GOP to NBC, CNN: Produce Hillary Clinton Movies, Get Shut Out of GOP Presidential Debates

Republicans are so concerned about a possible Hillary Clinton run for the presidency in 2016 that the RNC has fired a preemptive strike—warning NBC and CNN, which both reportedly have Clinton film projects in the works, that they will not partner with them on 2016 primary debates unless they kill the film projects.

Republican National Committee chairman Reince Priebus sent letters to both networks issuing the warnings about the Clinton projects, which have not yet begun production. Over the weekend, NBC announced that Diane Lane will play the title role in its four-hour miniseries, “Hillary.”

“It’s appalling to know executives at major networks like NBC and CNN who have donated to Democrats and Hillary Clinton have taken it upon themselves to be Hillary Clinton’s campaign operatives,” Priebus said in a statement. “Their actions to promote Secretary Clinton are disturbing and disappointing.”

Priebus said if the networks do not agree to pull their programming prior to the start of the RNC’s Summer Meeting on Aug. 14, he will “seek a binding vote stating that the RNC will neither partner with these networks in 2016 primary debates nor sanction primary debates they sponsor.”

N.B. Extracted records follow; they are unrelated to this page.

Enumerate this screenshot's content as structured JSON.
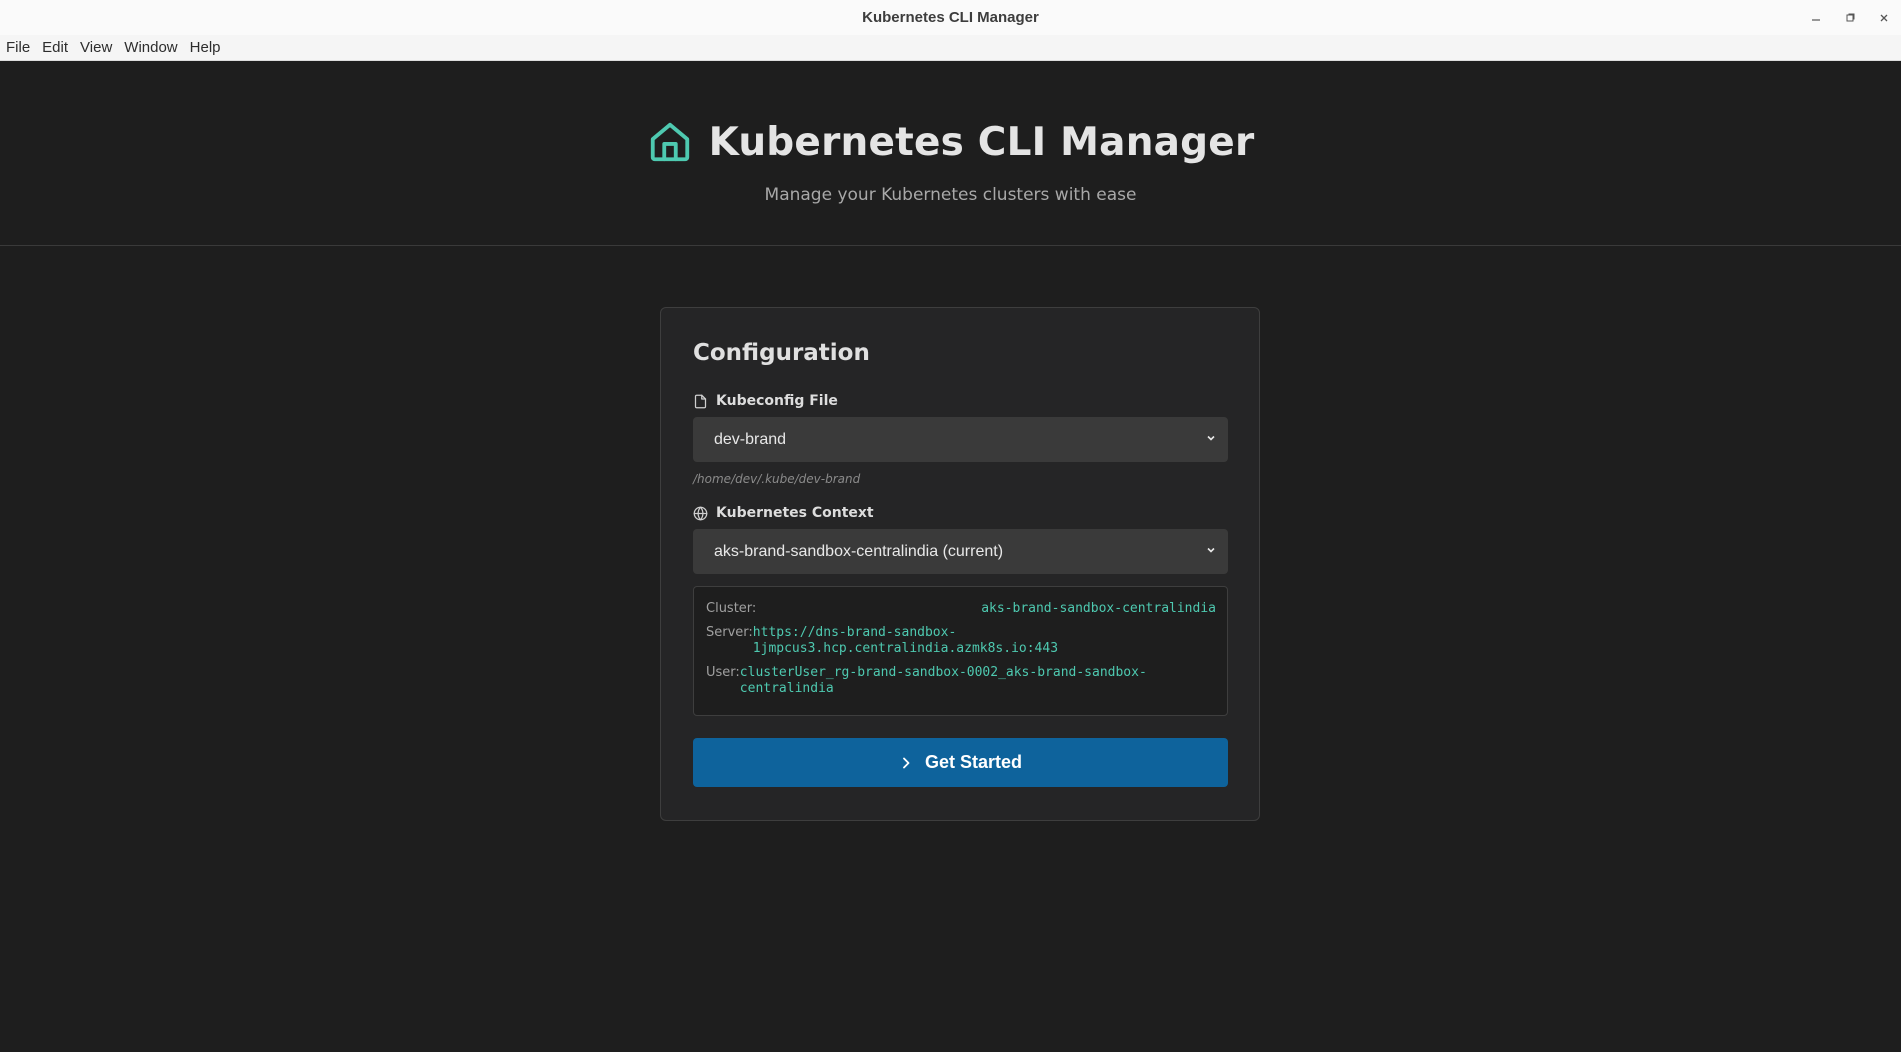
{
  "window": {
    "title": "Kubernetes CLI Manager",
    "controls": [
      "minimize",
      "maximize",
      "close"
    ]
  },
  "menubar": {
    "items": [
      "File",
      "Edit",
      "View",
      "Window",
      "Help"
    ]
  },
  "header": {
    "icon": "home-icon",
    "title": "Kubernetes CLI Manager",
    "subtitle": "Manage your Kubernetes clusters with ease"
  },
  "config": {
    "title": "Configuration",
    "kubeconfig": {
      "label": "Kubeconfig File",
      "icon": "file-icon",
      "selected": "dev-brand",
      "path": "/home/dev/.kube/dev-brand"
    },
    "context": {
      "label": "Kubernetes Context",
      "icon": "globe-icon",
      "selected": "aks-brand-sandbox-centralindia (current)"
    },
    "details": {
      "cluster_label": "Cluster:",
      "cluster_value": "aks-brand-sandbox-centralindia",
      "server_label": "Server:",
      "server_value_line1": "https://dns-brand-sandbox-",
      "server_value_line2": "1jmpcus3.hcp.centralindia.azmk8s.io:443",
      "user_label": "User:",
      "user_value_line1": "clusterUser_rg-brand-sandbox-0002_aks-brand-sandbox-",
      "user_value_line2": "centralindia"
    },
    "button": {
      "label": "Get Started",
      "icon": "chevron-right-icon"
    }
  },
  "colors": {
    "accent_teal": "#4ec9b0",
    "button_blue": "#0e639c",
    "background": "#1e1e1e",
    "card": "#252526"
  }
}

The CNN documentary is slated for theaters and television, while NBC’s miniseries would air on television.

The RNC released the contents of the letters Priebus sent to Jeff Zucker, president of CNN Worldwide, and NBC chair Robert Greenblatt. He accused the networks of giving “special treatment” to Clinton ahead of a presidential bid for 2016 that most observers consider a virtual certainty.

By focusing their programming on Clinton, Priebus said, CNN and NBC are being “unfair” to other potential Democratic candidates, such as Vice President Joe Biden and Maryland Gov. Martin O’Malley, and to the Republican candidates.

“Secretary Clinton has been in the public eye for well over two decades, so you certainly cannot claim that a documentary about her political career is any sort of public service or eye-opening journalism on an unknown individual,” Priebus wrote. “Quite the opposite is true: it would be most accurately described as an in-kind donation.”